The quotient rule is another critical tool in calculus, particularly useful for functions expressed as a ratio of two differentiable functions. For a function given by a ratio \( y = \frac{u(x)}{v(x)} \), the quotient rule states that the derivative \( \frac{dy}{dx} \) is given by \( \frac{v(x) \cdot u'(x) - u(x) \cdot v'(x)}{(v(x))^2} \). This can be remembered using the formula: \( \frac{d}{dx} \left( \frac{u}{v} \right) = \frac{v \cdot u' - u \cdot v'}{v^2} \). In part (b) of the exercise \( y = \frac{1-v^2}{1+v^2} \), applying the quotient rule involves identifying \( u = 1-v^2 \) and \( v = 1+v^2 \). First, find the derivatives \( u' = -2v \) and \( v' = 2v \). Substitute these into the quotient rule formula to achieve the derivative \( dy = \frac{-4v}{(1+v^2)^2} dv \), efficiently addressing a complex ratio.

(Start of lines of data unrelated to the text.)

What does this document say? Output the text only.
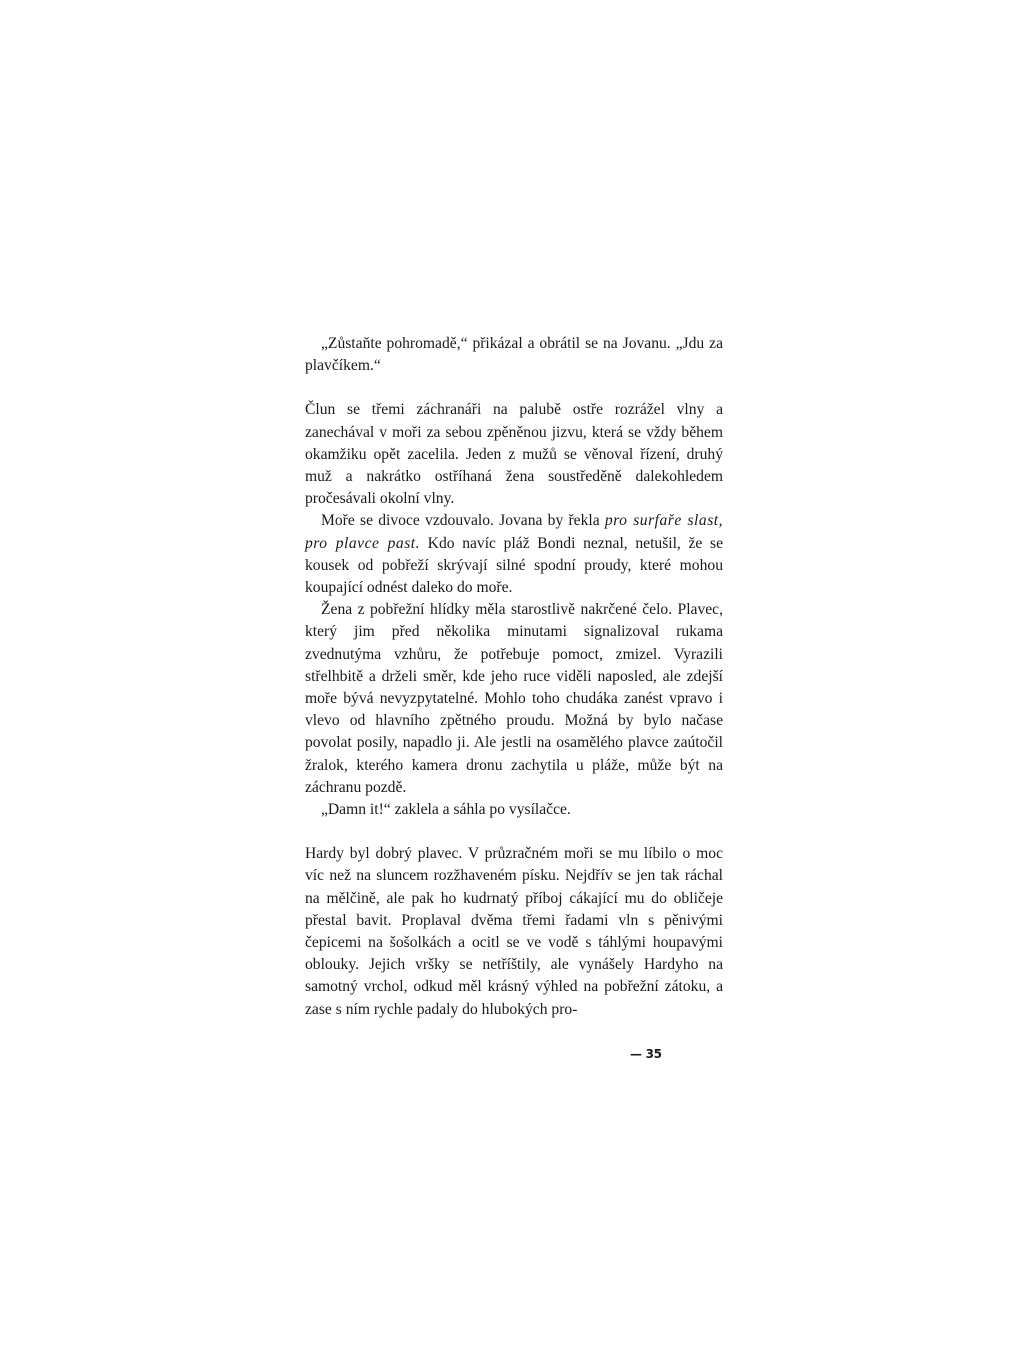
„Zůstaňte pohromadě,“ přikázal a obrátil se na Jovanu. „Jdu za plavčíkem.“

Člun se třemi záchranáři na palubě ostře rozrážel vlny a zanechával v moři za sebou zpěněnou jizvu, která se vždy během okamžiku opět zacelila. Jeden z mužů se věnoval řízení, druhý muž a nakrátko ostříhaná žena soustředěně dalekohledem pročesávali okolní vlny.

Moře se divoce vzdouvalo. Jovana by řekla pro surfaře slast, pro plavce past. Kdo navíc pláž Bondi neznal, netušil, že se kousek od pobřeží skrývají silné spodní proudy, které mohou koupající odnést daleko do moře.

Žena z pobřežní hlídky měla starostlivě nakrčené čelo. Plavec, který jim před několika minutami signalizoval rukama zvednutýma vzhůru, že potřebuje pomoct, zmizel. Vyrazili střelhbitě a drželi směr, kde jeho ruce viděli naposled, ale zdejší moře bývá nevyzpytatelné. Mohlo toho chudáka zanést vpravo i vlevo od hlavního zpětného proudu. Možná by bylo načase povolat posily, napadlo ji. Ale jestli na osamělého plavce zaútočil žralok, kterého kamera dronu zachytila u pláže, může být na záchranu pozdě.

„Damn it!“ zaklela a sáhla po vysílačce.

Hardy byl dobrý plavec. V průzračném moři se mu líbilo o moc víc než na sluncem rozžhaveném písku. Nejdřív se jen tak ráchal na mělčině, ale pak ho kudrnatý příboj cákající mu do obličeje přestal bavit. Proplaval dvěma třemi řadami vln s pěnivými čepicemi na šošolkách a ocitl se ve vodě s táhlými houpavými oblouky. Jejich vršky se netříštily, ale vynášely Hardyho na samotný vrchol, odkud měl krásný výhled na pobřežní zátoku, a zase s ním rychle padaly do hlubokých pro-

— 35
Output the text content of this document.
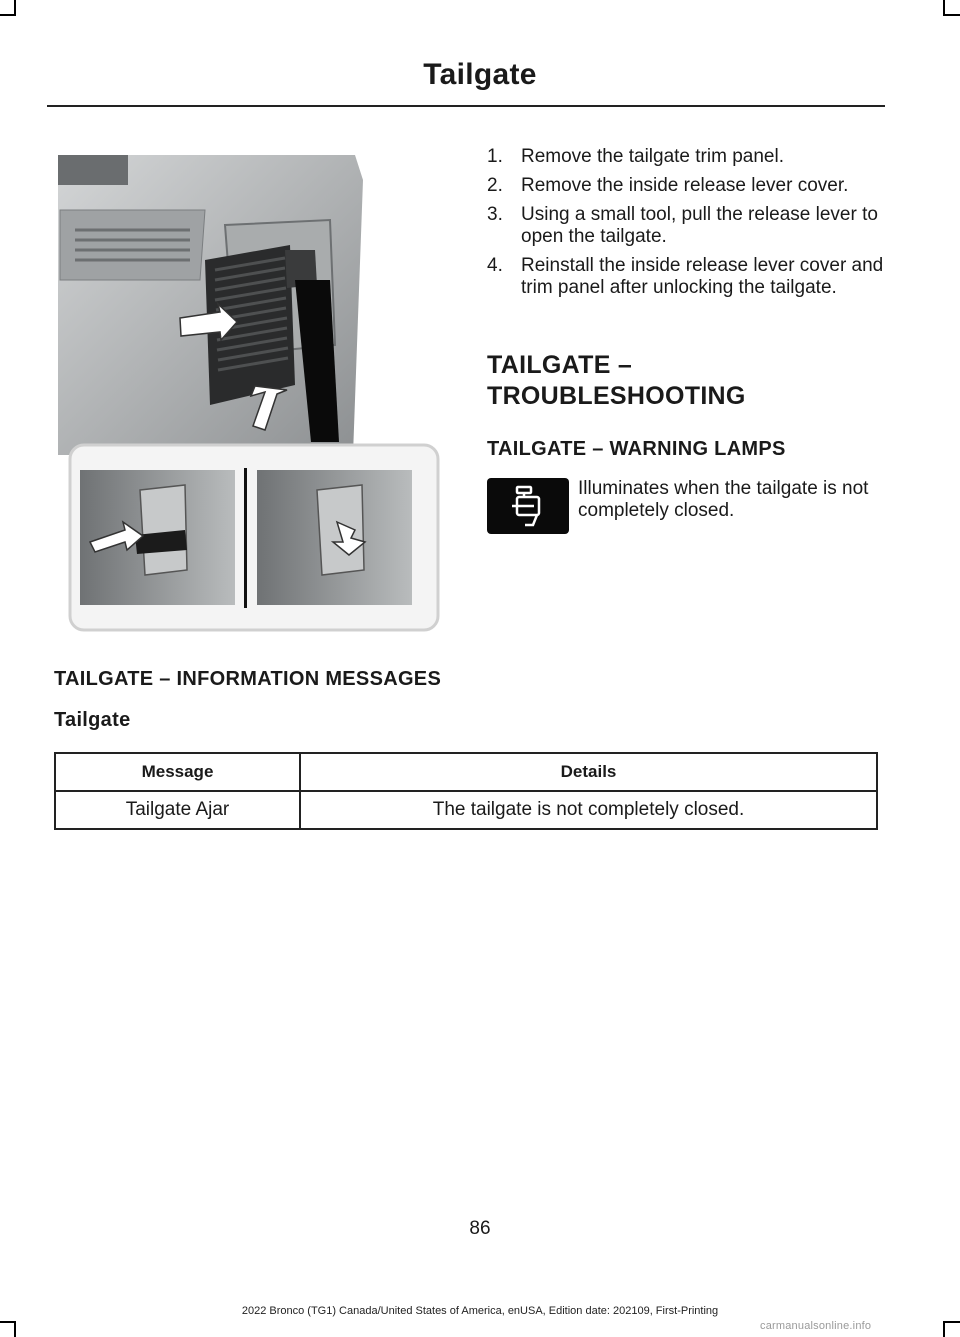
Tailgate
1. Remove the tailgate trim panel.
2. Remove the inside release lever cover.
3. Using a small tool, pull the release lever to open the tailgate.
4. Reinstall the inside release lever cover and trim panel after unlocking the tailgate.
TAILGATE –
TROUBLESHOOTING
TAILGATE – WARNING LAMPS
Illuminates when the tailgate is not completely closed.
TAILGATE – INFORMATION MESSAGES
Tailgate
Message	Details
Tailgate Ajar	The tailgate is not completely closed.
86
2022 Bronco (TG1) Canada/United States of America, enUSA, Edition date: 202109, First-Printing
carmanualsonline.info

Differentiating trigonometric functions is a key aspect of calculus and includes functions like sine, cosine, and tangent. These functions have specific rules we must remember. The derivatives of basic trigonometric functions are as follows:

• \( \frac{d}{dx} [\sin x] = \cos x \)
• \( \frac{d}{dx} [\cos x] = -\sin x \)
• \( \frac{d}{dx} [\tan x] = \sec^2 x \)

The exercise highlights the derivative of \( \tan x \), following the rule that differentiation results in \( \sec^2 x \). For instance, in exercise (a), when finding the derivative of \( y = \tan \sqrt{t} \), the derivative is expressed as \( \sec^2 \sqrt{t} \), while the application of chain rule multiplies this by the derivative of the inner function. These rules provide the foundational knowledge required for solving more complex calculus problems featuring trigonometric elements.

Approaching calculus problems methodically is crucial for success. The problems faced in the exercise required applying both the chain rule and quotient rule for differentiation. Here’s how to tackle such problems:

• Identify the type of function: Determine if you have a product, quotient, or composite function.
• Choose the right rule: Use chain rule for nested functions, quotient rule for divisions, and product rule for multiplications.
• Break it down: If the function is complex, separate it into "smaller, simpler" parts.
• Calculate derivatives carefully: Pay attention to deriving both outer and inner functions where applicable.
• Simplify results: Once differentiated, simplify the expression to achieve the cleanest form of the derivative.

Successfully solving calculus problems involves recognizing the structure of the function you're dealing with and methodically applying the appropriate rules. This systematic approach breaks challenging problems into simpler tasks, making calculus manageable and achievable.